Here are some of my general goals, in no particular order:
Do more advanced analysis on some of my largest matches. Try to find MRCA (Most Recent Common Ancestor.)
Try to prod more cousins (close and distant) to test with one of the companies (preferably not Ancestry, or if they do, to upload their data to GEDMatch.)
Try to determine which parts of my DNA come from which ancestors (Chromosome Mapping.) I have a bit of it already. Works together with the last two goals.
Possibly get more Y-DNA upgrades with my data on Family Tree DNA to help determine my deeper R1a1a subclade using the Family Tree DNA project, currently it’s estimated to be R1a1a1b1a2b* or YP340-45 (in the Carpathian area of Section 6 on that linked graphic), but I need more of my Y-DNA analyzed to get more information. This one will cost something.
Post somewhat consistently about my journey and what I’m learning, even if it’s confusing to me.

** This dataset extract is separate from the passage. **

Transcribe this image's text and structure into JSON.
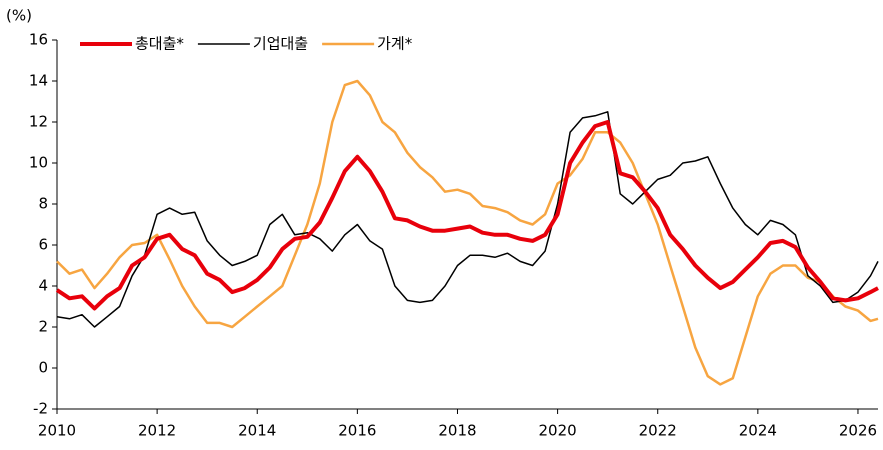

After getting my DNA tests completed and for the past few years pouring over that data using tools like GEDMatch, and most recently, Genome Mate, I’ve started to accumulate Most Recent Common Ancestors (MRCA) with some of my DNA matches. How to figure those out is another post entirely.
Granted, I don’t have a lot of confirmed MRCAs, yet, but I do have a few. You can use this data to make a chromosome mapping. Genome Mate does this for you in the software, but there is also a web version (seen below) that will do it for you. This will paint all of the segments on your chromosome that match those ancestors. Once you get a lot of confirmed MRCAs, the mapping looks really cool. Mine is getting started.
As you can see, I only have 2 MRCAs confirmed, one on each side. My paternal 3rd-great-grandparents, Michael Troka and Josylna Grabowska and my maternal great-great-grandparents, Carl Last & Augusta Luedtke.
The Troka connection is not yet fully confirmed, but the information we have is pretty solid. The Last connection is confirmed as I’ve matched up family trees with a 3rd cousin I found via a 23andMe match. I have a few more matches in progress that are close to finding information on our MRCA. It can be tough work sometimes, but there is hope of finding all new ancestors.